I was struck dumb, "and word spake never more" that night. My little play-mate, finding she could get nothing more out of me, changed her seat, and left me alone, howling -no, not howling -but lost in the silent wilderness of stupefaction, where I remained, to see, as I thought, my host and the lady making themselves right merry at my expense. I thought I could tell by the motion of their lips that they were talking of me; every word was a dagger, and every look a winged arrow tipt with poison. People may talk of the rack, the knout, the stake, the bed of Procrustes, and the vulture of Prometheus, but all these are nothing compared to the agonies of a sensitive, bashful man, when he thinks himself an object of laughter.

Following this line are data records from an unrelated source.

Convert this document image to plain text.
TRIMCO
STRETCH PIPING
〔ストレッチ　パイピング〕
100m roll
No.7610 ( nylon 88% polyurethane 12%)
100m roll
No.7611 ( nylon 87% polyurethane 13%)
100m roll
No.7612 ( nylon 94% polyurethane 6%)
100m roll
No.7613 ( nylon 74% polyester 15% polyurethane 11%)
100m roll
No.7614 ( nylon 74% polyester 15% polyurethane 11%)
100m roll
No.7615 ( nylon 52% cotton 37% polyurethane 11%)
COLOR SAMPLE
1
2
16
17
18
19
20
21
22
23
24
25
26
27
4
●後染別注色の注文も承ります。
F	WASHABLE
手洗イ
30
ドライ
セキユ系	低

With a mortal effort, such as I never made before, and never shall again, I got up from my chair, made my bow, and rushed out of the room, in a paroxysm of wounded sensibility and unappeasable wrath. The next day my merry, pleasant friend came to see me, and inquire how I liked his party, and what I thought of my little school-mate. I was grim-horribly grim, mysterious, and incomprehensible ; I was too proud to acknowledge my wounds, or to do any thing more than hint at her being a giggling thing; I could not bear to see a woman always laughing, nor old friends that took such liberties with people as some people did. In short, I was as crusty as Will Waddle, after his half year's baking.